Measuring Lipid Peroxidation by Modified TBARS Assay

A modified thiobarbituric acid-reactive species (TBARS) assay [14 (link)] was used to measure the lipid peroxide formed, using egg-yolk homogenates as lipid-rich media [15 (link)]. Malondialdehyde (MDA), a secondary product of the oxidation of polyunsaturated fatty acids, reacts with two molecules of thiobarbituric acid (TBA), yielding a pinkish red chromogen with an absorbance maximum at 532 nm [16 (link)]. Egg homogenate (250 μL, 10% in distilled water, v/v) and 50 μL of extract were mixed in a test tube and the volume was made up to 500 μL, by adding distilled water.
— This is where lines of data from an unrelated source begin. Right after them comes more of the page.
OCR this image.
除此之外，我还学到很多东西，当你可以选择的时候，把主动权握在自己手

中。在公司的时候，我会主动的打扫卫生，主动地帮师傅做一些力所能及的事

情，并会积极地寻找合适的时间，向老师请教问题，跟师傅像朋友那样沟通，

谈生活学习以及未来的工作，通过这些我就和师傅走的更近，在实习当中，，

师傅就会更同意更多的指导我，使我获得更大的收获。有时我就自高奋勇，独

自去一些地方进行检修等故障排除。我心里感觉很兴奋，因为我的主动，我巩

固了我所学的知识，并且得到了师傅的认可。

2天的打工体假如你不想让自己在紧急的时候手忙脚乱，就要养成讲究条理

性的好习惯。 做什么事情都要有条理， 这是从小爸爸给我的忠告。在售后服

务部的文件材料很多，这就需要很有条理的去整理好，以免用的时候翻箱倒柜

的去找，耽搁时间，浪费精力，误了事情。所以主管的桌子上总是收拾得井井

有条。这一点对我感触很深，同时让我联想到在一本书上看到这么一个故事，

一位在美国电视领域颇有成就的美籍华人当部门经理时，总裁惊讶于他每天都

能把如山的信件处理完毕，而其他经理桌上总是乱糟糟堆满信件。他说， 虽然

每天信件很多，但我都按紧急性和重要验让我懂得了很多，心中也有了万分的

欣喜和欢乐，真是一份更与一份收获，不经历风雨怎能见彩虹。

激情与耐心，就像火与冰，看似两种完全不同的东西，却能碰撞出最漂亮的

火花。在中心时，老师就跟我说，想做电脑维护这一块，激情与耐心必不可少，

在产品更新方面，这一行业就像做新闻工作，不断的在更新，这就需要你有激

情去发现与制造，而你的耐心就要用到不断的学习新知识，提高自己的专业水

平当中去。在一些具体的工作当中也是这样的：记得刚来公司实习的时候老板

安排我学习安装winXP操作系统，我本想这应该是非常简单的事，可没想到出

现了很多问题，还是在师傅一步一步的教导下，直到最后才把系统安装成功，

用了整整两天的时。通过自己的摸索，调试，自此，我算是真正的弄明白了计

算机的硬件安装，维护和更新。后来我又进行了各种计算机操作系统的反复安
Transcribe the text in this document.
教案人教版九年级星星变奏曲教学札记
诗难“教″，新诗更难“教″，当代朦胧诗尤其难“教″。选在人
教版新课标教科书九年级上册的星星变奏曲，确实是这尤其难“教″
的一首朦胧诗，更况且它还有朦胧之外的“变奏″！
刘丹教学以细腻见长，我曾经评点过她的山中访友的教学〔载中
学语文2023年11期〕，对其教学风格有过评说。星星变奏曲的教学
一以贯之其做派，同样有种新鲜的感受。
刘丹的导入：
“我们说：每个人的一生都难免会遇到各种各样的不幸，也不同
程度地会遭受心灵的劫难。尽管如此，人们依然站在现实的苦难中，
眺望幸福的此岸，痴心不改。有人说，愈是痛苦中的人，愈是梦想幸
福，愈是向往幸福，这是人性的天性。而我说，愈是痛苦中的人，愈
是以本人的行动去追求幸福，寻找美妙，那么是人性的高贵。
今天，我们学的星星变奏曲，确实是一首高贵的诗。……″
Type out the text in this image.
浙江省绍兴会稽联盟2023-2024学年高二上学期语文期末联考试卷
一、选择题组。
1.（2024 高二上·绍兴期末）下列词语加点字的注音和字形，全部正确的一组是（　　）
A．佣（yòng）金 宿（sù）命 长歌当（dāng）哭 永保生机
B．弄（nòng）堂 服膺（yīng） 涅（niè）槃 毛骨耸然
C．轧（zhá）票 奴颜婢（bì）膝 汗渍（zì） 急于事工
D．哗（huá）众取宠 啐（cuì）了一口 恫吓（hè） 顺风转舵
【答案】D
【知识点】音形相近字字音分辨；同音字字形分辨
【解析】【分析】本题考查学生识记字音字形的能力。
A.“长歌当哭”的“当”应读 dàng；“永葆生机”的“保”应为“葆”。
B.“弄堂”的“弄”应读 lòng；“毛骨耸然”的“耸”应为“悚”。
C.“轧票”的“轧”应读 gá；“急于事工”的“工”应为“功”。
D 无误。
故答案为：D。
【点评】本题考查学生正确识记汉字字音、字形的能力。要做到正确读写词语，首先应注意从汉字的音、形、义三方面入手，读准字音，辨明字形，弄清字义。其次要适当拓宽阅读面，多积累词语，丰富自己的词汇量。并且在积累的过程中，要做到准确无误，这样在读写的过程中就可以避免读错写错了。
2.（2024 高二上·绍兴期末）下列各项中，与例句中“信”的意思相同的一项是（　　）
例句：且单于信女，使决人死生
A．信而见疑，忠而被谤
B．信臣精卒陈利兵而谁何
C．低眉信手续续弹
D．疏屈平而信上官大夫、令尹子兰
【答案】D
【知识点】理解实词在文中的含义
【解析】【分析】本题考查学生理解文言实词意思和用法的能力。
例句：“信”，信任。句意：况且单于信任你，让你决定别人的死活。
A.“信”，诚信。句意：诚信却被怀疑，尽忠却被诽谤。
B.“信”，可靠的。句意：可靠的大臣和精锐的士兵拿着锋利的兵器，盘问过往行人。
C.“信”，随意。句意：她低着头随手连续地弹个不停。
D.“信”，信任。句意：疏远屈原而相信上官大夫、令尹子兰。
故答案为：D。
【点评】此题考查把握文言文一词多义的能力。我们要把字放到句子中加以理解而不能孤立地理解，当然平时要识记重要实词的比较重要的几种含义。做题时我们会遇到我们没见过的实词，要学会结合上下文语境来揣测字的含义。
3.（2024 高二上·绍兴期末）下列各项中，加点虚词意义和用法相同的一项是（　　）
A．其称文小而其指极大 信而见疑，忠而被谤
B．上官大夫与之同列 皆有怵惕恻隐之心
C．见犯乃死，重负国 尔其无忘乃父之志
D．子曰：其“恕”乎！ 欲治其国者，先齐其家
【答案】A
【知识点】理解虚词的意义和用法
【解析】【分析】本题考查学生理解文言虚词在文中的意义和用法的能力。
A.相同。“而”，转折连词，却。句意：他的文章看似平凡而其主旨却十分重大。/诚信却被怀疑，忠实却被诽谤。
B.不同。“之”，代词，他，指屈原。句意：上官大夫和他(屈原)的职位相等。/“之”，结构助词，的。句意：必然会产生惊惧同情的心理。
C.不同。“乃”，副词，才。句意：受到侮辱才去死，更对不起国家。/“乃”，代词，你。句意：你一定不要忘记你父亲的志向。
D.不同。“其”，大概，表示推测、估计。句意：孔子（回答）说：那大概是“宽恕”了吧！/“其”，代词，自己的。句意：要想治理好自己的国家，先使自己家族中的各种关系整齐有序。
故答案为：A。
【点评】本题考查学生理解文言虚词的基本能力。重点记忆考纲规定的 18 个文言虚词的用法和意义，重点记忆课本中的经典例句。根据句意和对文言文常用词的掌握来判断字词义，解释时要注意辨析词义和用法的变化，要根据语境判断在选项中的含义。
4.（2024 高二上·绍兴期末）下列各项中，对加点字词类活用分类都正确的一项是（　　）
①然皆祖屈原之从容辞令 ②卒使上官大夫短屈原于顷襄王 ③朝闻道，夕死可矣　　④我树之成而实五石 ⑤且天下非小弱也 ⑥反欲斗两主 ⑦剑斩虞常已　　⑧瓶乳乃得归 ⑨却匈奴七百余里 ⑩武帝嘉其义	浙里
Finally, 25 μL “FeSO₄” (0.07 M) was added to the above mixture and incubated for 30 min, to induce lipid peroxidation. Thereafter, 750 μL of 20% acetic acid (pH 3.5) and 750 μL of 0.8% TBA (w/v) (prepared in 1.1% sodium dodecyl sulphate) and 25 μL 20% TCA were added, vortexed, and then heated in a boiling water bath for 60 min. After cooling, 3.0 mL of 1-butanol was added to each tube and centrifuged at 3000 rpm for 10 min. The absorbance of the organic upper layer was measured against 3 mL butanol at 532 nm. For the blank 50 μL of distilled water was used in place of the extract.